Ruth Slenczynska was born in 1925 in California. She started learning piano from her Polish father, a violinist, when she was three years old. At the age of four, she had already started to give piano recitals. She went to the Curtis Institute of Music at age five (her classmates included Shura Cherkassky, Jorge Bolet and Samuel Barber, who were all much older than her) and made her debut in Berlin and New York at age six and eight respectively. At the age of nine, she went on stage instead of Rachmaninov who fell suddenly ill, and won a great success. New York Times praised her as “the first child prodigy since Mozart;” Rachmaninov also called her “the most gifted person I had ever known.” However, she gradually became resistant to her father’s Spartan education and started to reject to go to stage by the age of fourteen. She left home when she was nineteen and studied Psychology in the university.
At the age of twenty-six, the great conductor Arthur Fieldler invited Slenczynska to come back to the stage. She was soon accepted with enthusiasm by the best orchestras around the world, cooperating with famous conductors such as: Pierre Monteux, Leonard Slatkin, and Seiji Ozawa. When she got to her sixties, she had already given more than 3,500 concerts around the world, and released 12 gold disks from American Decca during the LP period. In 1960’s, at the peak of her career, she suddenly decided to stop almost all the commercial performances, dedicating herself to musical education in South Illinois University, educating many excellent pianists.
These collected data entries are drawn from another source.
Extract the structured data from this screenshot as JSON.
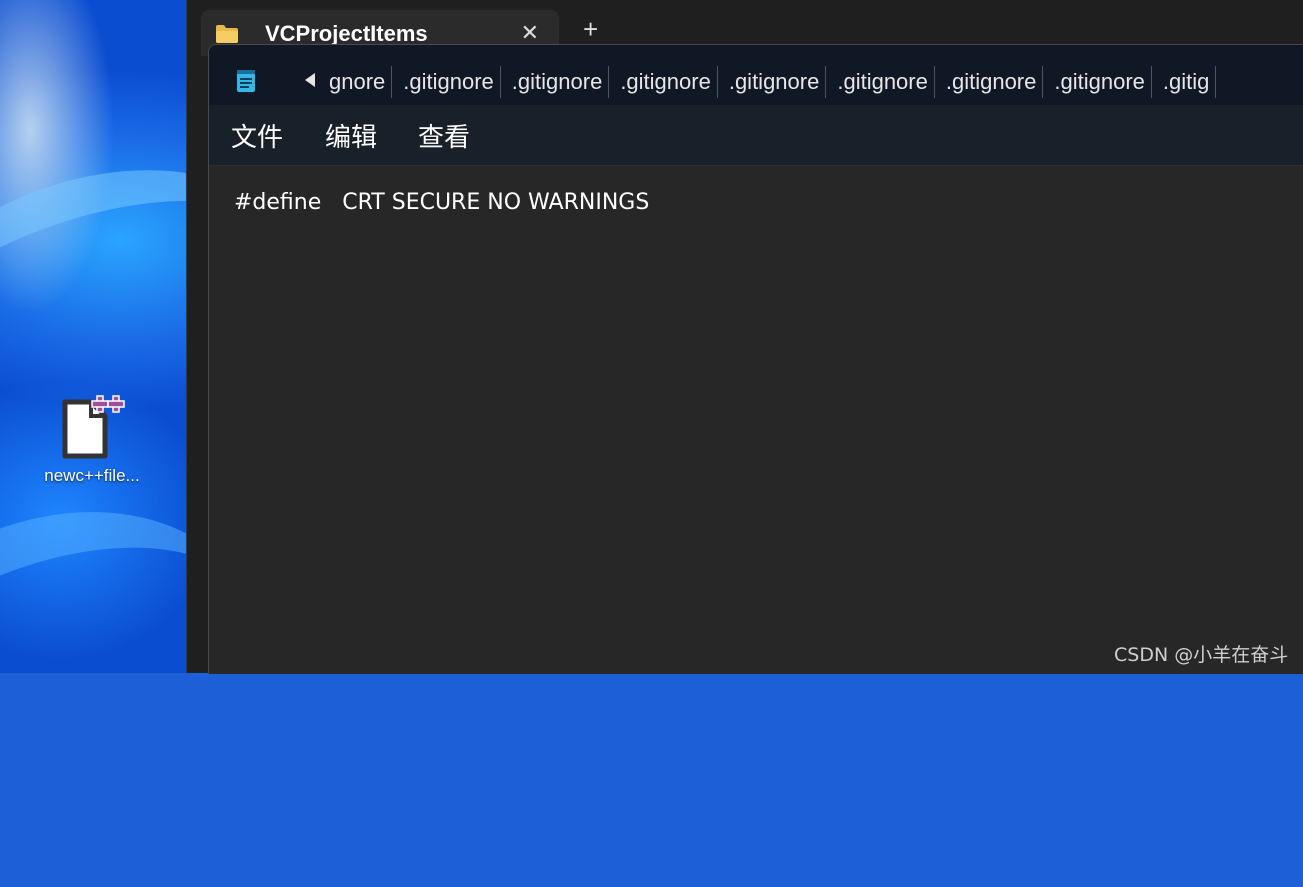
{
  "desktop": {
    "icon_label": "newc++file..."
  },
  "explorer": {
    "tab_title": "VCProjectItems",
    "tab_close": "✕",
    "new_tab": "+"
  },
  "notepad": {
    "tabs": [
      "gnore",
      ".gitignore",
      ".gitignore",
      ".gitignore",
      ".gitignore",
      ".gitignore",
      ".gitignore",
      ".gitignore",
      ".gitig"
    ],
    "menu": {
      "file": "文件",
      "edit": "编辑",
      "view": "查看"
    },
    "content": "#define   CRT SECURE NO WARNINGS"
  },
  "watermark": "CSDN @小羊在奋斗",
  "colors": {
    "titlebar": "#101825",
    "menubar": "#18202a",
    "editor_bg": "#272727",
    "accent_notepad_icon": "#2fb8e8",
    "cpp_plus": "#a0509a"
  }
}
She remained a concert pianists until the age of eighty and kept attracting numerous fans with her perfect techniques and soul-moving music. Her life was introduced by several TV programs, as well as Reader’s Digest and Life. She published two long-selling books: “Forbidden Childhood” and “Music at Your Fingertips,” contributed regularly to music journals including Clavier, Piano Quarterly and Music Journal, and was a longtime columnist for Key board. She has also been invited as judge in the American Chopin Competition, Liszt Piano Competition, Busoni International Competition and International Piano Competition in Taiwan.
Slenczynska learned from Rachmaninov, Alfred Denis Cortot, Artur Schnabel, Egon Petri, Josef Hofmann and Wilhelm Backhaus. She was respected by Horowitz (she was a lifetime friend with Horowitz, who was twenty-one years older than her) and befriends many other famous musicians. Thus she is the live witness of the 20th century history of piano performance, and the most eligible to be called “the last virtuoso.”
April 2003, at the age of seventy-eight, she came to Japan for the first time, and gave her first recital in Japan in Liu Mifune Art Ensemble in Okayama. Later she gave 6 more recitals in Okayama in November 2003, July 2004, January 2005 (the last concert celebrating her 80th birthday) and April and November 2007. Until 2005, a total of 8 live CDs (“The Art of Ruth Slenczynska ” (I~IV) )were released, receiving favorable reviews.
NHK’s documentary “The Last Concert” recorded Slenczynska’s last concert in full detail. In April 2007, her piano recital dedicated to the Daigo cherry tree was filmed in OHK’s documentary ” When the 1000-year-old cherry tree met the piano.” Both documentaries caused national sensation in Japan.
Slenczynska retired from performing in 2005. However, even at the age of 83 now, she still keeps on practicing, reaching even higher plane of pianism.